The pair will work together on discovery activities, with Regeneron then expected to take on further development, manufacturing and commercialization responsibilities. Regeneron has already committed $125 million to Parabilis, consisting of $50 million cash and a $75 million pledge to support the biotech’s next fundraise depending on certain undisclosed conditions. Earlier this year, the biotech—formerly called FogPharma—secured a hefty $305 million series F to fuel its lead asset zolucatetide, an investigational peptide therapy being tested for rare and solid tumors.
According to the terms of the Regeneron deal, the biotech could also garner up to $2.2 billion in milestone, plus tiered royalties. The New York pharma also has the option to tack on more targets for additional option payments.
“This collaboration reflects Regeneron’s approach of advancing cutting-edge and diversified science to produce a robust portfolio of innovative medicines for patients in need,” Regeneron Chief Scientific Officer George Yancopoulos said in a statement. He added that the partnership has the potential to address previously undruggable targets across multiple therapeutic areas.
The partnership news follows a rough late-stage readout for Regeneron that has shaken investors’ confidence in the company’s abilities.
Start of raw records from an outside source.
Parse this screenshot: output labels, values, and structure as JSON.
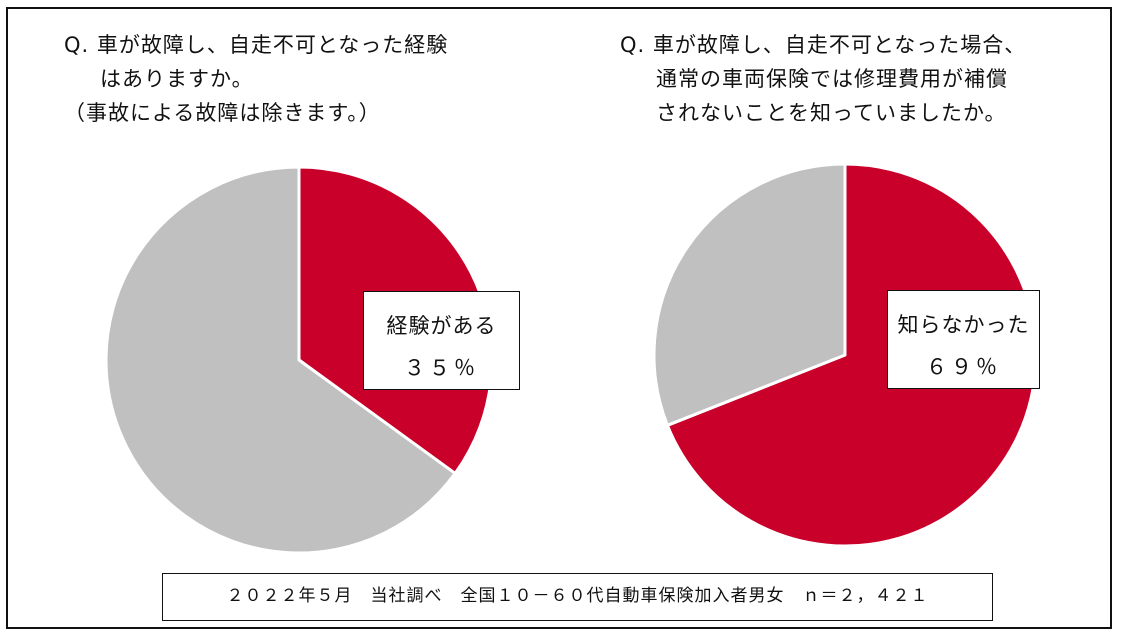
{
  "colors": {
    "accent": "#c8002a",
    "other": "#c0c0c0"
  },
  "chart_data": [
    {
      "type": "pie",
      "title_lines": [
        "Q. 車が故障し、自走不可となった経験",
        "はありますか。",
        "（事故による故障は除きます。）"
      ],
      "slices": [
        {
          "label": "経験がある",
          "value": 35,
          "value_label": "３５％",
          "color": "#c8002a"
        },
        {
          "label": "",
          "value": 65,
          "color": "#c0c0c0"
        }
      ]
    },
    {
      "type": "pie",
      "title_lines": [
        "Q. 車が故障し、自走不可となった場合、",
        "通常の車両保険では修理費用が補償",
        "されないことを知っていましたか。"
      ],
      "slices": [
        {
          "label": "知らなかった",
          "value": 69,
          "value_label": "６９％",
          "color": "#c8002a"
        },
        {
          "label": "",
          "value": 31,
          "color": "#c0c0c0"
        }
      ]
    }
  ],
  "footer": {
    "source": "２０２２年５月　当社調べ　全国１０－６０代自動車保険加入者男女　ｎ＝２，４２１"
  }
}
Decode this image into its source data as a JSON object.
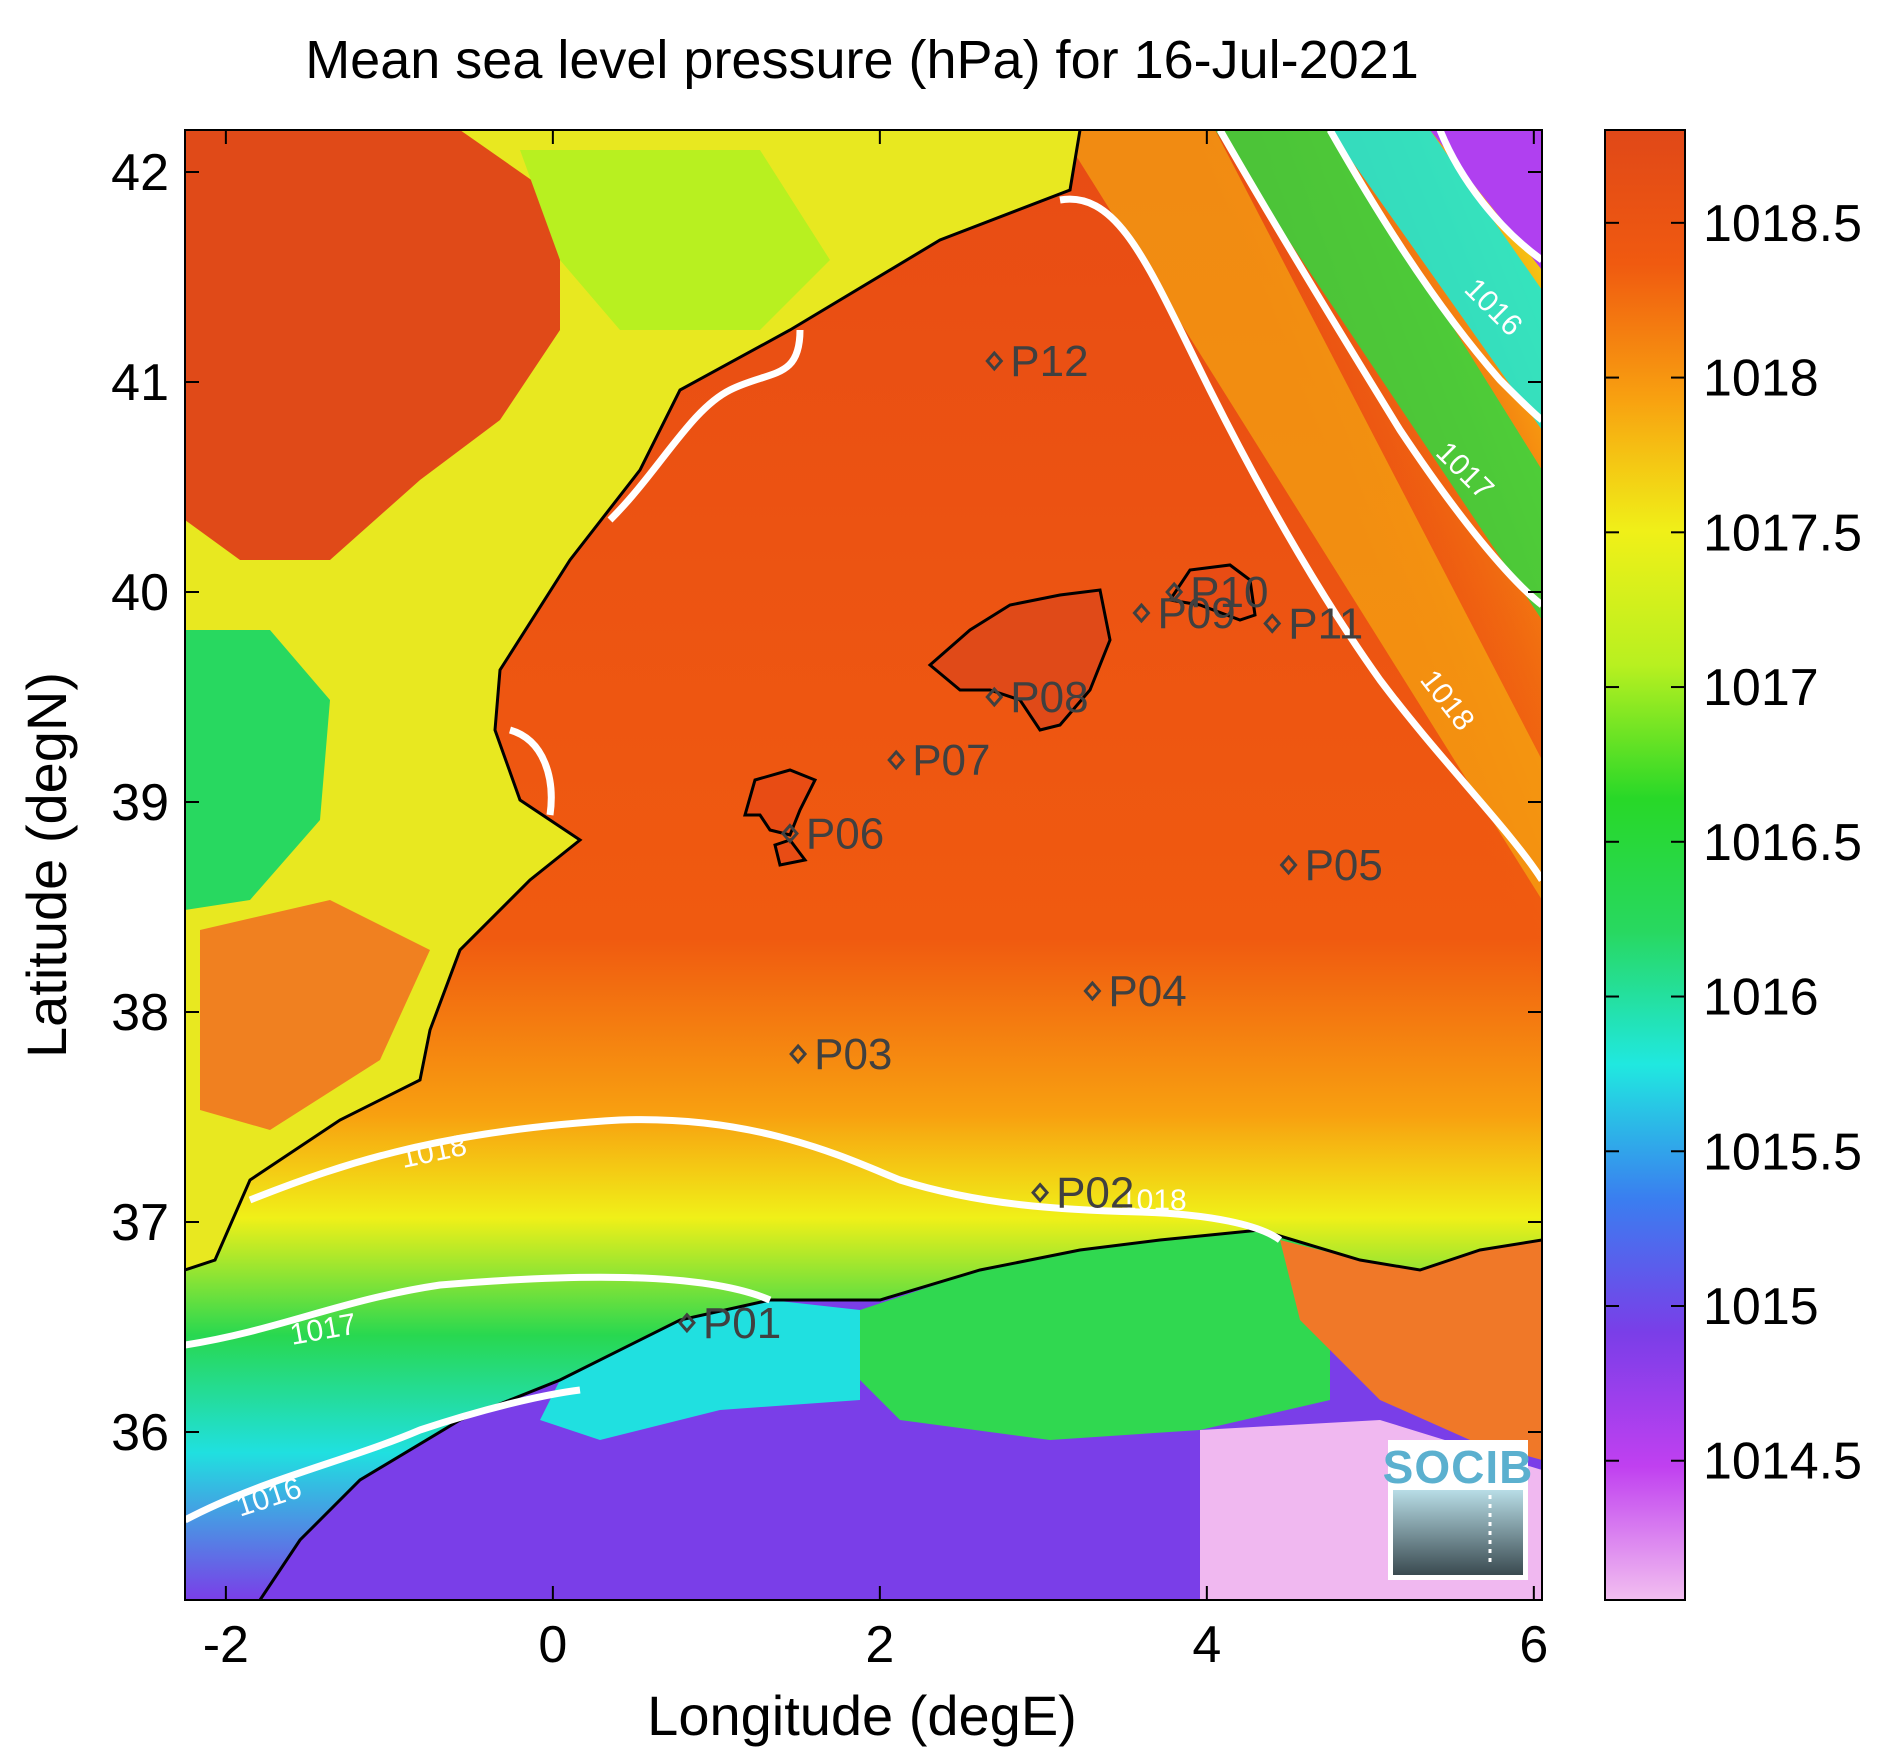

Regeneron’s investigational LAG-3 inhibitor, when used with the company’s PD-1 blocker Libtayo, failed to significantly benefit survival as a first-line treatment option in unresectable or metastatic melanoma, as compared with Merck’s Keytruda.
“This was to be the defining catalyst of 1H26,” analysts at BMO Capital Markets told investors in a Sunday note, adding that “even more pressure has been placed on the company’s pipeline” because of the miss. Truist Securities agreed, deeming the readout a “mishap” and writing that “investors may need to wait longer for a strong pipeline driver to emerge.”
Regeneron’s stock plunged more than 10% when the markets opened on Monday.